The resulting stretcher is shown below.
The stretcher finished up about 25 thou. over size on its width so I machined both ends down equally to get a finished size of 4 1/8″.
Although not strictly a stretcher the inside motion plate does fit between the frames so I include it here.
The motion plate is supplied as a gun metal casting with the rectangular hole already cast in which is just as well as the drawing does not dimension the hole at all.
There are some dimensions missing and I resorted to taking them off the drawing by measurement. A point to note is that the bottom face is set at an angle of 1 in 50.
The initial work was to clean up the web faces and this was done using a fence with a parallel spacer which could be removed once the work was bolted down. The tab on the bottom is finished to 7/16″ above the web top face, one of the missing dimensions. There is a bare minimum of material to clean up to get the webs at 3/4″ wide but sufficient to achieve the 4 1/8″ overall width bearing in mind the position of the tab on the centre line.
To get the angled bottom I used a piece of sheet steel packing under the top edge of the webs to get as near 1 degree 9 minutes using a digital protractor as I could. Not sure how critical this angle is. It is there to support the center cylinder slide bars so should match the angle of the cylinder block. Minor adjustment if needed could be done when the cylinder block was fitted I thought.

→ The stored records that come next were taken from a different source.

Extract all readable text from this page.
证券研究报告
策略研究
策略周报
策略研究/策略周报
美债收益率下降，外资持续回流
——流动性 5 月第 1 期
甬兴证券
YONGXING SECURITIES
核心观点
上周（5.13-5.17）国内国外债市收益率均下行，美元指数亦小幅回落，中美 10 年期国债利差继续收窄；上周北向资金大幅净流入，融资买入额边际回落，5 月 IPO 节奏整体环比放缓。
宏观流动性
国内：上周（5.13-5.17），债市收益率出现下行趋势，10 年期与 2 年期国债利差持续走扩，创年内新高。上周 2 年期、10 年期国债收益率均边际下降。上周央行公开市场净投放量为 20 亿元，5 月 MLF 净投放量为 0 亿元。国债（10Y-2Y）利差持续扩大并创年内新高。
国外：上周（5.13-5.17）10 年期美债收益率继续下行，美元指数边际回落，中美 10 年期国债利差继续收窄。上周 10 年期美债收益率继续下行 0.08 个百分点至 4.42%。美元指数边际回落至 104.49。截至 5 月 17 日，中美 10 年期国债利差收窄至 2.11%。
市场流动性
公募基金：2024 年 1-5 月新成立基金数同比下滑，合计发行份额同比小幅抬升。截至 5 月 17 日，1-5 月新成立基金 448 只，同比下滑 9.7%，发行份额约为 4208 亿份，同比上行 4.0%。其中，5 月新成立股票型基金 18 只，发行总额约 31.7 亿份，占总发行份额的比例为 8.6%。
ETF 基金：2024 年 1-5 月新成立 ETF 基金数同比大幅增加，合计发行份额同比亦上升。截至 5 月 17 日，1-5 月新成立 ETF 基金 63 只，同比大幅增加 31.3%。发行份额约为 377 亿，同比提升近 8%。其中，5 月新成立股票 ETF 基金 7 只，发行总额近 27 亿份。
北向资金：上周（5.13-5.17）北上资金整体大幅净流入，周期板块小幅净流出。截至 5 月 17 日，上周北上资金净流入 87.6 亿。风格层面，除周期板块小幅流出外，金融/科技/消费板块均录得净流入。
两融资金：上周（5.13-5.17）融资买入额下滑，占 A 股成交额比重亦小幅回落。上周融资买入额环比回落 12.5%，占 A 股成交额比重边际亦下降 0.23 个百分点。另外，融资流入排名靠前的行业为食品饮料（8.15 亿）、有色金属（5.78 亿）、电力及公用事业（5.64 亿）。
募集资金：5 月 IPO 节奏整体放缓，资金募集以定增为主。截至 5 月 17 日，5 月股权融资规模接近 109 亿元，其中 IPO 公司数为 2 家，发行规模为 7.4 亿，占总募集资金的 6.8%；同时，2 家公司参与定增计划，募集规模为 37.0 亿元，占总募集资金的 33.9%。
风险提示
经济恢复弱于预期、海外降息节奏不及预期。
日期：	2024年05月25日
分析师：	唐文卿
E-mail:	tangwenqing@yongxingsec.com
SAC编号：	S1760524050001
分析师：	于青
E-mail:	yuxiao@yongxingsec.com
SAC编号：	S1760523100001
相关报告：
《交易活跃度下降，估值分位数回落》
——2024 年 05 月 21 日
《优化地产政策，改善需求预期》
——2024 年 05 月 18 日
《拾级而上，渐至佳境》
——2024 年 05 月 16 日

Next job was to drill all the holes which I did using an angle bracket on the mill and set them out using the DRO. The six holes for the trunnion bearing brackets were drilled with the motion plate flat on the mill bed and again set out using the DRO.
The came the trail fit in the frames only to find the fixing holes did not line up across the flange width. Checked the dimensions on the drawing against the frame drawing and they were fine so ” mea culpable” for drilling them wrong. Unfortunately the error was half a hole out so that’s the worst of all errors as new holes cannot be drilled in either componant to correct. Only solution is to elongate the frame holes by filing and then use some metal filler around some wood plugs to correct the error.
After a few sleeps I decided there was just enough metal to get a small pilot drill through on the correct centres. Following this with the correct sized drill with care should allow the hole to be corrected which turned out to be the case. The bolts were temporarily inserted with metal filler in the part of the hole incorrectly drilled and allowed to set. The bolts were then unscrewed and the surface cleaned up. The motion plate finally fitted and job done.